To take the stage at The Story Collider, a live storytelling show that consists of “true, personal stories about science,” you don’t need to be a scientist — or even a storyteller. Katherine Wu, co-producer of The Story Collider’s Boston shows, explains you just need to have been affected in some way by science. In other words, you just have to be human.
Wu, along with fellow Story Collider co-producer Ari Daniel, helps “tellers” of all stripes turn their brushes with science into compelling narratives that explore the human side of science. The two producers spoke to Knight Science Journalism Fellows last week about the challenges and thrills of creating the live shows.
The Story Collider was started by two physicists in New York about nine years ago. Since then, it has expanded to more than a dozen cities scattered across the globe, and about a third of the live shows make it onto their podcast.
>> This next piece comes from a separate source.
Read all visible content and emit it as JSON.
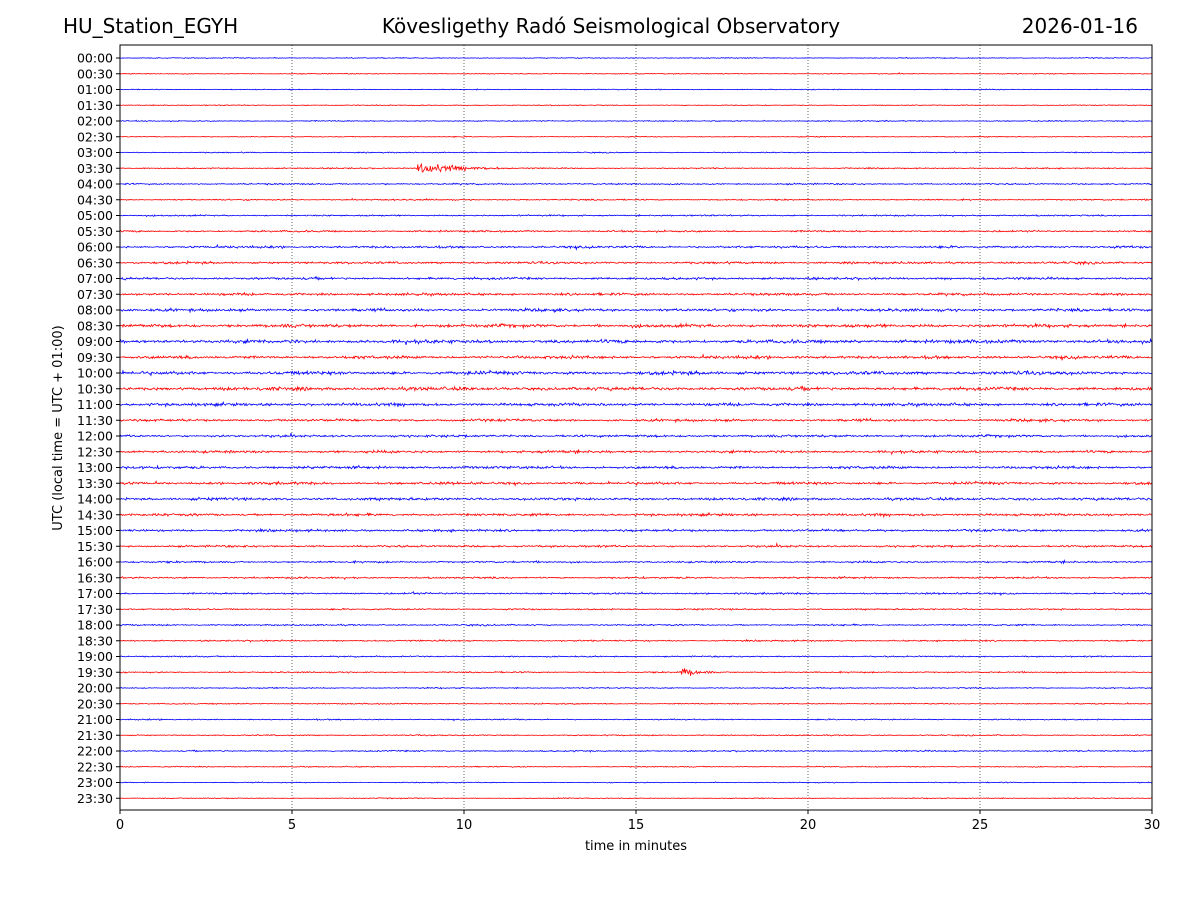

During the seminar, Daniel and Wu shared audio clips from some of the memorable stories they helped shape: The story of a Harvard student’s harrowing encounter with police; of a sibling who wasn’t there for her sister when she needed it; of a poet coming to grips with a speech impediment.
One particularly riveting story, which Wu and Daniel played in its entirety, came from Richard French, an astronomer who worked on the Cassini Space Probe mission to Saturn. French spoke not only of his science career, which included being advised by Carl Sagan, but of how the journey changed him as a person. He opened up about his difficulties during graduate school, his joy at celebrating Cassini’s 21st flyby of Titan, and the sadness he felt when Cassini flickered out of existence after being decommissioned and sent hurtling into the planet Saturn.
French’s narrative had all the traits that Daniel and Wu said they look for in a story: vivid and vibrant scenes, vulnerability, and a main character — the storyteller — who is left changed by the story’s events. But the story as French told it on stage was a far cry from the version he initially shared with the two producers, they said. His early draft hewed closely to the facts, with little of his own thoughts and emotions; Wu and Daniel encouraged French to put more of himself into the piece.
As Wu explained, that’s because the point of The Story Collider isn’t to teach people; the point is for people to connect on a human level about a subject that can feel very much “othered” in society. Wu said that she and Daniel often joke at their shows that “if you’re learning, you’re doing it wrong.” She said a Story Collider story can succeed even when people come away from it without having learned any facts: “It’s showcasing a side of science that you’re not going to find in a textbook.”